Exploitation of this vulnerability can lead to a denial-of-service condition, where the application becomes unresponsive due to improper handling of memory faults.

Reproduction

The vulnerability can be reproduced by running a Gramine application in an Intel SGX environment. The application must be configured to use the SGX EXINFO feature, which forces the CPU to report benign page faults to the SGX enclave. When a benign page fault occurs, Gramine should ignore it.
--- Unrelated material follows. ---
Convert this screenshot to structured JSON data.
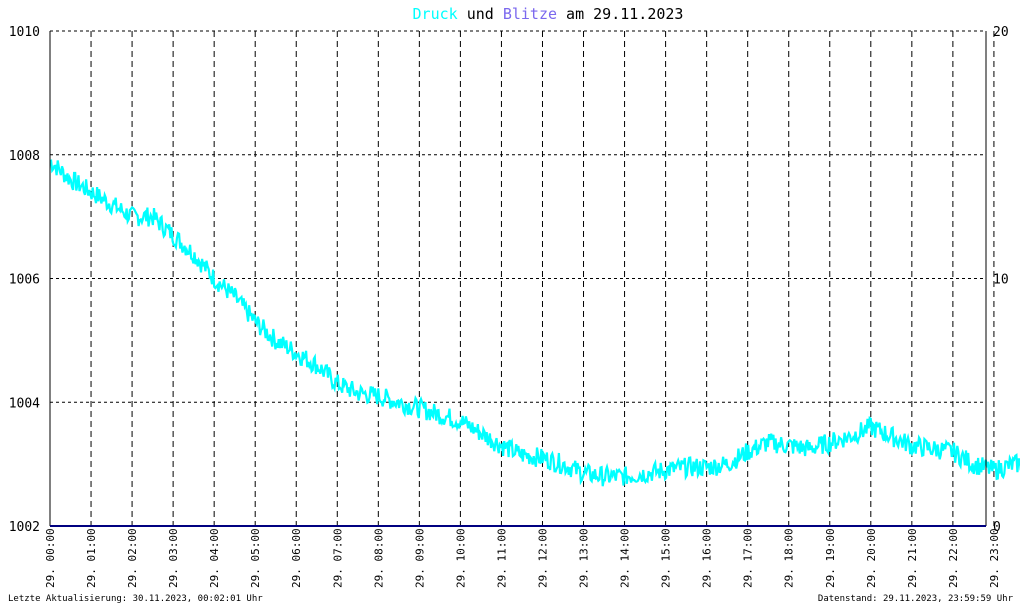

However, if the host injects a PAL_EVENT_MEMFAULT signal in response to a benign page fault, Gramine will mistakenly treat it as a real memory fault that needs to be addressed. This misinterpretation can cause the application to get stuck, waiting for a response to the perceived memory fault, thereby creating a denial-of-service condition.

Remediation

Users can update to the latest version of Gramine, which includes a commit that addresses this vulnerability by enhancing the verification process of software signals against hardware exceptions. Instructions for updating Gramine can be found in the project's official documentation.